Senti-me encurralada por todos os lados: em casa, no trabalho, na família. Comecei a ter ataques de ansiedade à noite. Não conseguia dormir nem comer direito.

Foi a Matilde quem me acordou para a realidade numa dessas noites em claro.

— Mãe, tu vais ficar bem?

Olhei para ela e percebi que tinha de ser forte por ela e pelo irmão mais novo, o Tiago. Eles precisavam de mim inteira, não partida aos bocados.

Procurei ajuda numa psicóloga do centro de saúde.
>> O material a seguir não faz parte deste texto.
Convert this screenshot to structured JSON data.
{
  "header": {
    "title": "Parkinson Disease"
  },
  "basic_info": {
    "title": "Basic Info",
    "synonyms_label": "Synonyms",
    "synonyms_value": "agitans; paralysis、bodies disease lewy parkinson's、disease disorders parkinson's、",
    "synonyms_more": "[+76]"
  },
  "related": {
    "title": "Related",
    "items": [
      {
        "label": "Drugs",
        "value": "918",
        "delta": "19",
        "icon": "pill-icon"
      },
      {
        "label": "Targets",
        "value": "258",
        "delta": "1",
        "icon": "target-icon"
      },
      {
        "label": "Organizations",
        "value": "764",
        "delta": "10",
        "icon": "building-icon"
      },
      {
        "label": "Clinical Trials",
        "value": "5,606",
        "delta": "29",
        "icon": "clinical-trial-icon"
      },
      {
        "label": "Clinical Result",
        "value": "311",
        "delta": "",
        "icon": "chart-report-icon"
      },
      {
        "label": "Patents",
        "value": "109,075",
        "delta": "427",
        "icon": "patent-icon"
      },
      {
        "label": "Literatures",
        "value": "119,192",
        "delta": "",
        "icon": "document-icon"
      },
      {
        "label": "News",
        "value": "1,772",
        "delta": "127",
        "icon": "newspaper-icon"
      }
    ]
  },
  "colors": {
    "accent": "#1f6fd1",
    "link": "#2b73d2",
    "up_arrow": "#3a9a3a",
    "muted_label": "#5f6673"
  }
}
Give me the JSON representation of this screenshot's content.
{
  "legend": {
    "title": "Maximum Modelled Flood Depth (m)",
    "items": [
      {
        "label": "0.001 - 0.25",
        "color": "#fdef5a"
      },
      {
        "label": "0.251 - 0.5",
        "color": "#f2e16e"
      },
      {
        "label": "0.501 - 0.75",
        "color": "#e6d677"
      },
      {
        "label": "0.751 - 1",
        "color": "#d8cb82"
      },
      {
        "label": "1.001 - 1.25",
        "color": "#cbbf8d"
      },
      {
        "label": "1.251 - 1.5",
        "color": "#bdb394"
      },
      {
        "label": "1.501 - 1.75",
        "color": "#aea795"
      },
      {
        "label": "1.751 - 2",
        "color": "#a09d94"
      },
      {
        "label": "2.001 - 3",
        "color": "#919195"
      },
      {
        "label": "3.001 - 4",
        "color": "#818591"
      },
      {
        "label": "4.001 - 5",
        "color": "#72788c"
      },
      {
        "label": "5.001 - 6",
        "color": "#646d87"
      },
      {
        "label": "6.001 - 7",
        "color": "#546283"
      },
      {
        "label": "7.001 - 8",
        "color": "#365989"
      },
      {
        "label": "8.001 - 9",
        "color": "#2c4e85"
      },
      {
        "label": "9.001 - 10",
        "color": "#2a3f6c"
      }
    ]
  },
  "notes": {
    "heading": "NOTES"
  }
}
Falei-lhe da traição do Rui, da solidão, do medo de não conseguir criar os filhos sozinha.

— Mariana, você não está sozinha — disse ela com uma calma reconfortante. — Tem direito à sua dor, mas também tem direito à felicidade.

Comecei a reconstruir-me aos poucos. Aceitei o apoio da minha mãe para ficar com as crianças quando precisava de respirar. Voltei a correr ao fim da tarde para libertar o stress. Fiz novas amigas na escola dos miúdos — outras mães solteiras que sabiam bem o que era recomeçar do zero.

O Rui tentou voltar algumas vezes, mas já não era igual. Eu já não era igual. Um dia sentei-me com ele na sala e disse-lhe:

— Não posso continuar assim, Rui. Preciso de paz para mim e para os nossos filhos.

Ele chorou pela primeira vez desde que tudo começou.

— Desculpa, Mariana. Fui um cobarde.

Abracei-o pela última vez e deixei-o ir.

Os meses passaram devagarinho até que um dia percebi que já não chorava ao acordar sozinha na cama grande demais para mim. Os miúdos riam-se mais vezes e eu também comecei a rir outra vez.

Hoje olho para trás e vejo aquela noite de tempestade como um ponto de viragem na minha vida. Perdi o Rui, perdi uma parte de mim — mas ganhei algo maior: descobri que sou capaz de sobreviver ao pior e ainda assim encontrar alegria nas pequenas coisas.

Às vezes pergunto-me: quantas mulheres vivem presas ao medo de recomeçar? Quantas acreditam que não têm força até serem obrigadas a encontrá-la? E vocês — já sentiram que perderam tudo só para perceberem que afinal ganharam muito mais?